Tuğrul Akşar

Futbol nereye gidiyor? (1)

05 Mart 2024 Salı

Avrupa’da futbol son 25 yıldır farklı bir mecraya doğru yol alıyor. Bu dönemde futbol karakteristik olarak önemli bir değişim ve dönüşüme uğradı. Futbolumuzu Avrupa’da ve dünyada hak ettiği yere taşımak, bu gelişmelerin gerisinde kalmak istemiyorsak; bu değişimi, dönüşümü, yeni yapılanmayı iyi anlamak, doğru okumak zorundayız. Futbolun bu yapısal değişiminde iki önemli dönüşüm gerçekleşti. İlki, parasallaşıp ticarileşen futbol finansal bir karaktere büründü. İkinci değişme Avrupa futbolunda merkez ve çevre lig yapılanması oluşturuldu. UEFA aracılığıyla süreç içinde tesis edilen bu yapı bir yanda ekonomik, finansal, sportif olarak futbolu domine eden, futbol pastasından ve kaynaklarından daha fazla pay alan kartelci beş büyük ligi (Premier Lig, Bundesliga, La Liga, Serie A ve Lig 1) merkez lig olarak konumlandırırken, diğer tarafta 50 ülkenin içinde bulunduğu yarı çevre ve çevre lig yapılanmasına yer verildi.

Bu paradigmik değişikliklerle, merkez liglerin Avrupa futbolundaki hegemonyaları daha da pekiştirilip refah seviyeleri daha da artırılırken, diğer tarafta ülkemizin de içinde bulunduğu yarı çevre ve çevre ligler ise sefalete ve finansal krizlere itildi. UEFA’nın mimarı olduğu bu temel değişim ve dönüşüm, bu ligler arasında derin gelir, servet farkları oluşturdu. UEFA bu strateji kapsamında bugün de merkez ligleri koruyup kollayan stratejileri hayata geçirmeye devam ediyor. Bu da ligler arasında çok derin ekonomik, finansal ve sportif dengesizliklerin ortaya çıkmasına neden oluyor. Özetle, merkez liglerin hegemonyası altına giren Avrupa futbolu, UEFA aracılığıyla beş büyük lige hizmet eden kartelci bir yapıya dönüştürüldü. Bu yapılanma merkez ligleri sportif, ekonomik ve finansal rekabet üstünlüğüne taşırken, çevre ve yarı çevre ligleri ise finansal darboğazlara itti.

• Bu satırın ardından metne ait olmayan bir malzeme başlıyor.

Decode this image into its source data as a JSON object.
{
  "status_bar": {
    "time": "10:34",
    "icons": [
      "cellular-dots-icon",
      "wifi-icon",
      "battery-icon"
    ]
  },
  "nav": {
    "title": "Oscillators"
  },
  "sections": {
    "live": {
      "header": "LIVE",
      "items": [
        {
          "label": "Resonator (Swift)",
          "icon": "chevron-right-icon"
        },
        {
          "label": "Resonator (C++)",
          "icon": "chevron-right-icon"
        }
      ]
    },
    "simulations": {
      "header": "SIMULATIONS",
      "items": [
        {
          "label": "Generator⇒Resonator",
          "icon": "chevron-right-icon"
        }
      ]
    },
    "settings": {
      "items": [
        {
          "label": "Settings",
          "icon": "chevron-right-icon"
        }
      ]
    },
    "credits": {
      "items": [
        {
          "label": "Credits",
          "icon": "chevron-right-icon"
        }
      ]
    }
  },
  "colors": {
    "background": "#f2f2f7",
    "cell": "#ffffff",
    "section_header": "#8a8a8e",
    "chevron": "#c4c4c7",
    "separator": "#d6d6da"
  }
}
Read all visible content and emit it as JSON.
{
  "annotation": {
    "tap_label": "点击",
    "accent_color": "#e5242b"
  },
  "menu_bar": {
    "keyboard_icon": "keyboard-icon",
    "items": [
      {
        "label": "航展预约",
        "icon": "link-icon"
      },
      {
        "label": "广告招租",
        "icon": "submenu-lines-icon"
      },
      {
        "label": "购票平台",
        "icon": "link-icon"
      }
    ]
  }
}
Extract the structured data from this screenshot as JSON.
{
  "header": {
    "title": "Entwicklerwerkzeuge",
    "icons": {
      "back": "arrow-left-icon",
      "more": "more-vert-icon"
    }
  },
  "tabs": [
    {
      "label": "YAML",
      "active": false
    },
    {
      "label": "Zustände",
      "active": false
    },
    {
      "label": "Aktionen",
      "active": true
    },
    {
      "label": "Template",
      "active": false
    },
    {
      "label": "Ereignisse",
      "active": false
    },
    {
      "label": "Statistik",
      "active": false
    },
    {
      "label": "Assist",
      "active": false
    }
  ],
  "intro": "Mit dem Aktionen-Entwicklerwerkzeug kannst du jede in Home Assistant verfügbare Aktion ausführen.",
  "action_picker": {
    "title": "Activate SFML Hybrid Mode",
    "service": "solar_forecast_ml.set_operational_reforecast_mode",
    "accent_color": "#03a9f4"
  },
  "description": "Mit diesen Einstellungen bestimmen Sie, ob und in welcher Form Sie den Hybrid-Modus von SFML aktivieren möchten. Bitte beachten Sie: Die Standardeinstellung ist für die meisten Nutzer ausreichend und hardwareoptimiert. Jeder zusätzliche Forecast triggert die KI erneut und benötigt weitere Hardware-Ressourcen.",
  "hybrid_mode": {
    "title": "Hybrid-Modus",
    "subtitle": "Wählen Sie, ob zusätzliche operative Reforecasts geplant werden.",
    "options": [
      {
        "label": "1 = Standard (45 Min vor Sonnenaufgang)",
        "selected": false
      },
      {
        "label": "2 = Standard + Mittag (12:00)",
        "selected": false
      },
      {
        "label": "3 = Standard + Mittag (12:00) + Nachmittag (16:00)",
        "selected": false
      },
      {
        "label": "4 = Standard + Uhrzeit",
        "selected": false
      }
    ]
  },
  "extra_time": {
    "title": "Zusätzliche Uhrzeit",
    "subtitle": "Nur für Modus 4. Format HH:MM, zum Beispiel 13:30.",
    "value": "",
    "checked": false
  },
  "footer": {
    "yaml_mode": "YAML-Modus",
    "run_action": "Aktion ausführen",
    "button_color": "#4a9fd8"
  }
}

Bu değişim ve dönüşüm futbolu finansallaşmaya yöneltti. Finansallaşan yapı merkez liglerde aşırı gelir artışına ve orantısız servet birikimin yoğunlaşmasına neden oldu. Bu süreçte futbol yerkürede uygulanan neo-liberal politikaların etkisiyle küreselleşerek, endüstriyel futbol aşamasından finansal bir aşamaya evrildi. Küreselleşen dünyada futbol kulüpleri ekonomik-finansal örgütlere dönüştü. Bu değişim kulüpleri küresel olmaya zorladı. Finansal futbol, küreselleşen kulüplere her alanda fazladan rekabet üstünlüğü sağladı. 2000’li yılların başından itibaren, ekonomik gelir temelli ve ticari karakterli futbolun yerini, finansal anlamda kulübün takım değerini, marka değerini, piyasa değerini maksimize etmeyi öncelikleyen bir futbol yapılanması aldı. Bu süreç futbolu ekonomik aşamadan finansal aşamaya iten önemli bir manivela olarak karşımıza çıkıyor. Bu kapsamda finansal futbolu, kulüplerinin yarattıkları ekonomik-sportif ve finansal sinerjiyi, bir üst aşamaya; yani takım değerinin, piyasa değerinin ve marka değerinin maksimizasyonu aşamasına taşıdıkları bir değerler maksimizasyonu süreci olarak tanımlayabiliriz. Bugün artık finansallaşamayan kulüpler sürdürülebilir başarıya ulaşamıyorlar. Diğer detaylara ikinci yazımda yer vereceğim.